With superior surgical instrumentations available, better endoscopic illumination techniques and better direct vascular control methods, complete tumor removal can now be achieved for even advanced cases of JNA [9]. As an endoscope provides a magnified and multi angled viewing opportunity, tumor extensions can be much better visualized. With the modified Denker approach, the entire anterior maxilla and prelacrimal, anterior, inferior, and lateral recesses of the maxillary sinus can be directly accessed without the need for a sublabial and transseptal incision [10]. The entire posterior wall of the maxillary sinus is exposed, allowing the straight entry into the pterygopalatine and infratemporal fossa [10]. For tumors pedicled to the lateral wall, the site of attachment can be drilled without the need of angled instrumentation [11]. The absence of gingivobuccal sulcus incision prevents potential contamination of the sinus cavity with oral flora and possible development of oroantral fistula [11]. These advantages of modified Denker approach were similar to the study done by Lee and Chiu [11]. A variety of other endoscopic procedures have been described in literature. Robinson et al. [12] reported the use of non opposing septal incisions to facilitate endoscopic tumor resection. Harvey et al. [13] presented an anterior transseptal technique to access anterolateral maxillary lesions in a cadaveric study, which had the disadvantage of requiring the use of angled endoscopes, which may be technically difficult to maneuver. Ramakrishnan et al. [14] proposed the use of septal dislocation to increase access to the anterolateral maxillary sinus. Robinson et al. [15] supported the use of canine fossa trephination technique as a port of entry to access maxillary sinus pathology.

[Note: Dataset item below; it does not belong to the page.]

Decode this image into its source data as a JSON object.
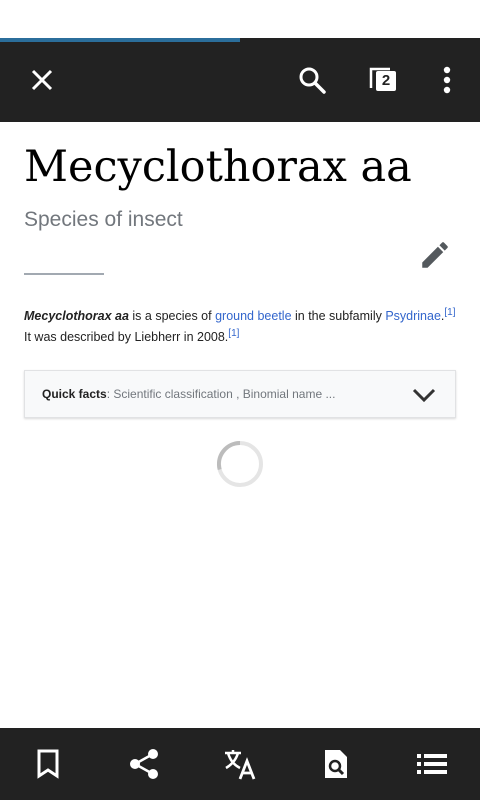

Recurrence rate observed in our study was 8%. The results were similar to the study done by Boghani et al. [16], in which recurrence rate was reported to be in range of 0-23% in purely endoscopic approach. Pyror et al. [17], reported no recurrence in 5 patients done by endoscopic approach. Nicolai et al. [18], observed the recurrence rate of 8.7%.

The 4-handed technique with 2 experienced surgeons allowed for the use of four hands in the operating field, considerably improving visualization and reducing the surgical time [9]. Endoscopes provided magnified view, allowing for safe dissection in correct plane under direct vision and preventing any unwanted injury to the surrounding neurovascular structures [9]. The illumination and magnification provided by endoscopes render these techniques superior to external approaches in selected cases [9].

Conclusion

Surgical approaches in the endoscopic era have revolutionized the management of JNA and have improved surgical outcomes for extensive lesions. The endoscopic technique allows the surgeon to achieve an extensive exposure of the sinuses and control of the sphenopalatine and internal maxillary arteries without the risk of palatal dysfunction, oronasal fistula, or facial scarring. In addition, the modified Denkers approach can be an effective and less mutilating technique in managing recurrences.

Compliance with Ethical Standards

Conflict of interest

The authors declares that there is no conflict of interest.

Research Ethics and Patient Consent

Written informed consent for patient information and images to be published was provided by the patients or legally authorized representatives.

Footnotes

Publisher's Note

Springer Nature remains neutral with regard to jurisdictional claims in published maps and institutional affiliations.